I'm firmly of the belief that if I create something, what I do with it is my prerogative. It might be stolen from me, it might grow and gain new life based on the actions of others (against my will, even)... but if I want to destroy it, I can. It's mine to destroy.


Not if it becomes a significant part of culture. At that point preservation is the imperative. This is ostensibly why things are supposed to enter the public domain after a time.


If that's your argument, the other side is true as well. BEFORE a piece enters the public domain, its existence is the purview of its creator, not the public. (Lucas clears that bar with the original Star Wars. And Sam and Max does too.)


Whether one can and whether one should are two different things, and Lucas's destruction of the original Star Wars is widely regarded as a travesty, regardless of whether he could. And one should recognize the reasons why it's a travesty, even if you're the creator. Ridley Scott does. George Lucas does not.


Again, I feel like you're telling me (as an ostensible creator) what I'm allowed to do or not do with my creation, and I'm gonna push back really hard on that. You do NOT have that right.

I'm sorry you feel that way, but it's not what I'm telling you. BTW, I do have the right to tell you what's allowed, but because I'm not a copyright attorney, I'd probably be wrong.


You can be unhappy with what I do - I was as unhappy as you were with what Lucas did to the original trilogy. But you STILL don't have the right to say he can't do it.

Fortunately, I never said he can't do it. (Let's not confuse it by saying what I have to right to say. I have the right to say George Lucas can't do a lot of things, but my words have no legal authority.)


I'm not sure the rest of the argument matters to me. Yes, I understand the difference between what I'm allowed to do, and what society thinks I SHOULD do, and I understand that in many cases, I choose to do what society wants me to do, even though I'm ALLOWED to do something else, because I live in that society, and their opinion matters to me. But that's 100% completely separate from you being able to TELL me what to do, if the accepted (legal) rules differ from your desire. I get that you're arguing the 'should' and I'm arguing the 'can' - but that's not going to change.

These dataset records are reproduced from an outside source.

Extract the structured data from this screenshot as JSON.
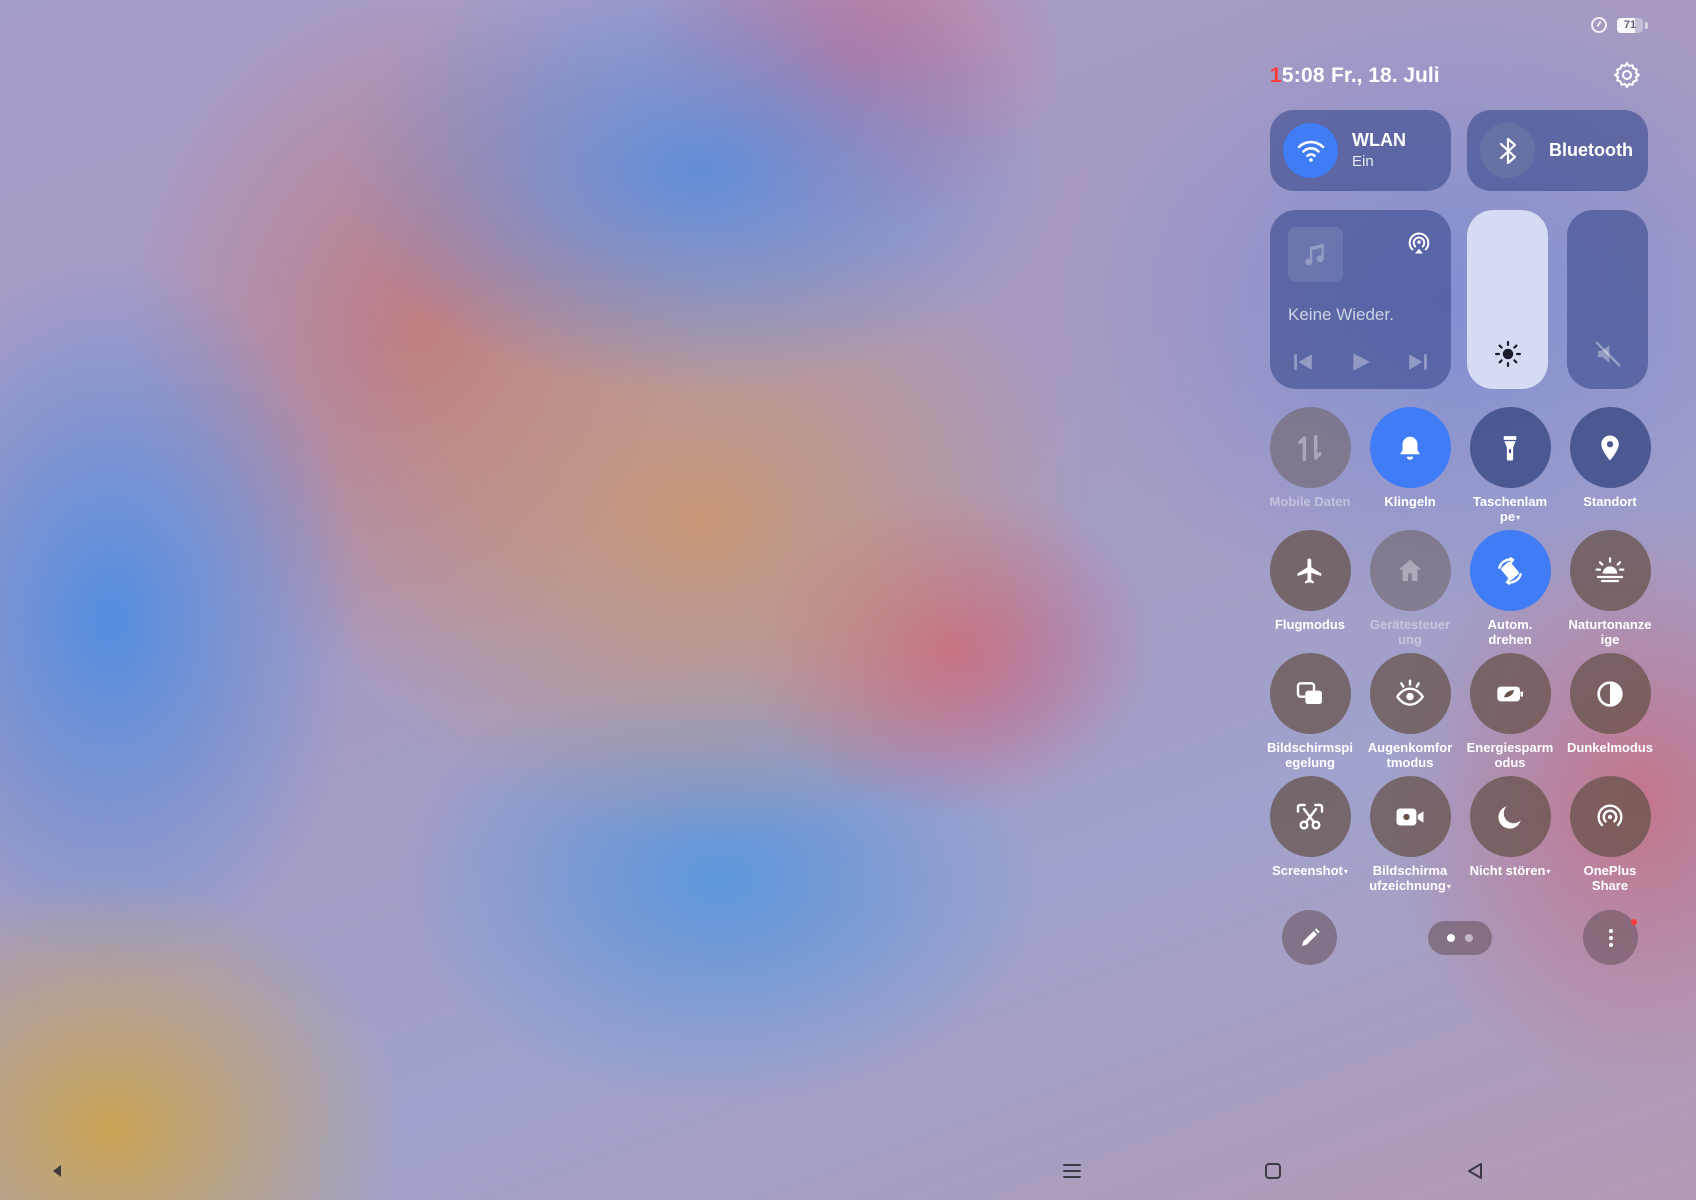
{
  "status_bar": {
    "battery": "71",
    "battery_level": 0.71
  },
  "header": {
    "time_first": "1",
    "time_rest": "5:08",
    "date": "Fr., 18. Juli"
  },
  "tiles": {
    "wifi": {
      "title": "WLAN",
      "status": "Ein",
      "icon": "wifi-icon"
    },
    "bluetooth": {
      "title": "Bluetooth",
      "icon": "bluetooth-icon"
    }
  },
  "media": {
    "title": "Keine Wieder.",
    "icons": [
      "music-note-icon",
      "cast-icon",
      "previous-icon",
      "play-icon",
      "next-icon"
    ]
  },
  "sliders": {
    "brightness": {
      "level": 1.0,
      "icon": "sun-icon"
    },
    "volume": {
      "level": 0.0,
      "icon": "mute-icon"
    }
  },
  "toggles": [
    {
      "label": "Mobile Daten",
      "icon": "mobile-data-icon",
      "state": "disabled"
    },
    {
      "label": "Klingeln",
      "icon": "bell-icon",
      "state": "on"
    },
    {
      "label": "Taschenlam\npe",
      "icon": "flashlight-icon",
      "state": "off",
      "has_menu": true
    },
    {
      "label": "Standort",
      "icon": "location-icon",
      "state": "off"
    },
    {
      "label": "Flugmodus",
      "icon": "airplane-icon",
      "state": "off"
    },
    {
      "label": "Gerätesteuer\nung",
      "icon": "home-icon",
      "state": "disabled"
    },
    {
      "label": "Autom.\ndrehen",
      "icon": "auto-rotate-icon",
      "state": "on"
    },
    {
      "label": "Naturtonanze\nige",
      "icon": "natural-tone-icon",
      "state": "off"
    },
    {
      "label": "Bildschirmspi\negelung",
      "icon": "screen-mirror-icon",
      "state": "off"
    },
    {
      "label": "Augenkomfor\ntmodus",
      "icon": "eye-icon",
      "state": "off"
    },
    {
      "label": "Energiesparm\nodus",
      "icon": "battery-saver-icon",
      "state": "off"
    },
    {
      "label": "Dunkelmodus",
      "icon": "dark-mode-icon",
      "state": "off"
    },
    {
      "label": "Screenshot",
      "icon": "scissors-icon",
      "state": "off",
      "has_menu": true
    },
    {
      "label": "Bildschirma\nufzeichnung",
      "icon": "video-camera-icon",
      "state": "off",
      "has_menu": true
    },
    {
      "label": "Nicht stören",
      "icon": "moon-icon",
      "state": "off",
      "has_menu": true
    },
    {
      "label": "OnePlus\nShare",
      "icon": "share-icon",
      "state": "off"
    }
  ],
  "controls": {
    "page_count": 2,
    "active_page": 1
  },
  "nav_bar": [
    "left-arrow-icon",
    "menu-icon",
    "home-square-icon",
    "back-triangle-icon"
  ],
  "colors": {
    "accent": "#3f7cf5",
    "notification_dot": "#ff3b3b"
  }
}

I agree with you about the can. If you get that I'm arguing the should, what is the issue? I haven't said anything against artist's legal rights to their work. I haven't said that an artist has to do anything simply because it's what I think I they should do. Cody's post was about how what devs choose to do with their work makes preservation of original versions more difficult (in the case of video games), and I agree with him. Society actually seems to take the other view, so I don't understand your rhetoric around what you assume is my presumptuous authority. I've shared my opinions, not royal edicts.